Some survivors of a bus crash in Oregon that left nine dead are expected to continue their journey to Vancouver Wednesday -- though a number of them won't be setting foot on another bus any time soon.
The owner of a Ford dealership in La Grande, Ore., has offered up four SUVs and drivers to transport any survivors who don't feel comfortable riding on a bus to Vancouver.
"Around here if you ask people to do something, they just jump at the chance," said Roger Barnes, a manager at Legacy Ford, the dealership providing the vehicles.
The deadly crash took place Sunday in northeastern Oregon, when a Vancouver-bound tour bus returning from Las Vegas went off the road and plunged down a steep embankment. Nine people were killed and dozens more of the 47 people onboard were injured.

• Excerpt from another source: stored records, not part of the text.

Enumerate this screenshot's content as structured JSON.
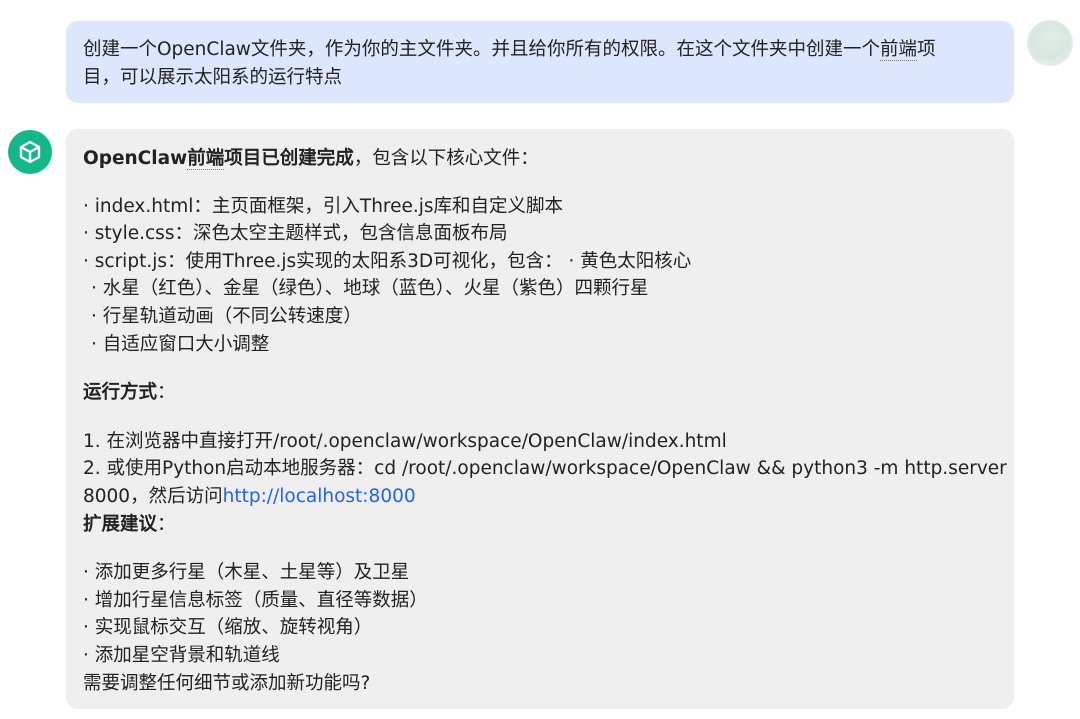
{
  "user_message": {
    "line1_pre": "创建一个OpenClaw文件夹，作为你的主文件夹。并且给你所有的权限。在这个文件夹中创建一个",
    "line1_underlined": "前端",
    "line1_post": "项",
    "line2": "目，可以展示太阳系的运行特点"
  },
  "bot_message": {
    "intro_name": "OpenClaw",
    "intro_underlined": "前端",
    "intro_bold_rest": "项目已创建完成",
    "intro_rest": "，包含以下核心文件：",
    "files": [
      "index.html：主页面框架，引入Three.js库和自定义脚本",
      "style.css：深色太空主题样式，包含信息面板布局",
      "script.js：使用Three.js实现的太阳系3D可视化，包含：  · 黄色太阳核心"
    ],
    "subitems": [
      "水星（红色）、金星（绿色）、地球（蓝色）、火星（紫色）四颗行星",
      "行星轨道动画（不同公转速度）",
      "自适应窗口大小调整"
    ],
    "run_heading": "运行方式",
    "run_heading_colon": "：",
    "run_steps": [
      "1. 在浏览器中直接打开/root/.openclaw/workspace/OpenClaw/index.html",
      "2. 或使用Python启动本地服务器：cd /root/.openclaw/workspace/OpenClaw && python3 -m http.server"
    ],
    "run_step2_cont_pre": "8000，然后访问",
    "run_link": "http://localhost:8000",
    "ext_heading": "扩展建议",
    "ext_heading_colon": "：",
    "suggestions": [
      "添加更多行星（木星、土星等）及卫星",
      "增加行星信息标签（质量、直径等数据）",
      "实现鼠标交互（缩放、旋转视角）",
      "添加星空背景和轨道线"
    ],
    "closing": "需要调整任何细节或添加新功能吗?"
  },
  "colors": {
    "user_bubble": "#dce7fd",
    "bot_bubble": "#efefef",
    "bot_avatar": "#14b789",
    "link": "#2563eb"
  },
  "icons": {
    "bot_avatar": "cube-icon",
    "user_avatar": "user-avatar"
  }
}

Oregon State Police have offered few details about what happened, and have only named one victim: 57-year-old Dale William Osborn of Spanaway, Wash. Police say the other eight fatalities -- four men and four women -- are all of Asian descent.
At least two of the survivors were Korean-born students who had moved to Vancouver two years ago. Another passenger injured in the crash, 54-year-old Haeng Kyu Hwang, was a deacon at Kwanglim Church in Surrey, B.C.
There's a wide age range among the survivors -- from a seven-year-old girl to a 74-year-old woman -- although police say the deceased were all adults. Oregon police continue to work with the B.C. RCMP and Korean consular officials in the U.S. to reach the passengers' families and identify victims.
Volunteers with the Red Cross in Pendleton have been providing food, clothing, mental health services and shelter to the survivors.
Police have determined the bus was heading west on Interstate 84 when it collided with a concrete barrier bordering the left shoulder of the traffic lane. The bus then veered across two westbound lanes, went through a guardrail and plunged 60 metres down an embankment before it came to a rest.
Some of the passengers were ejected from the bus, while others were pinned inside the vehicle and had to await rescue.
The tour bus was owned by a Vancouver-area company called Mi Joo Tour & Travel.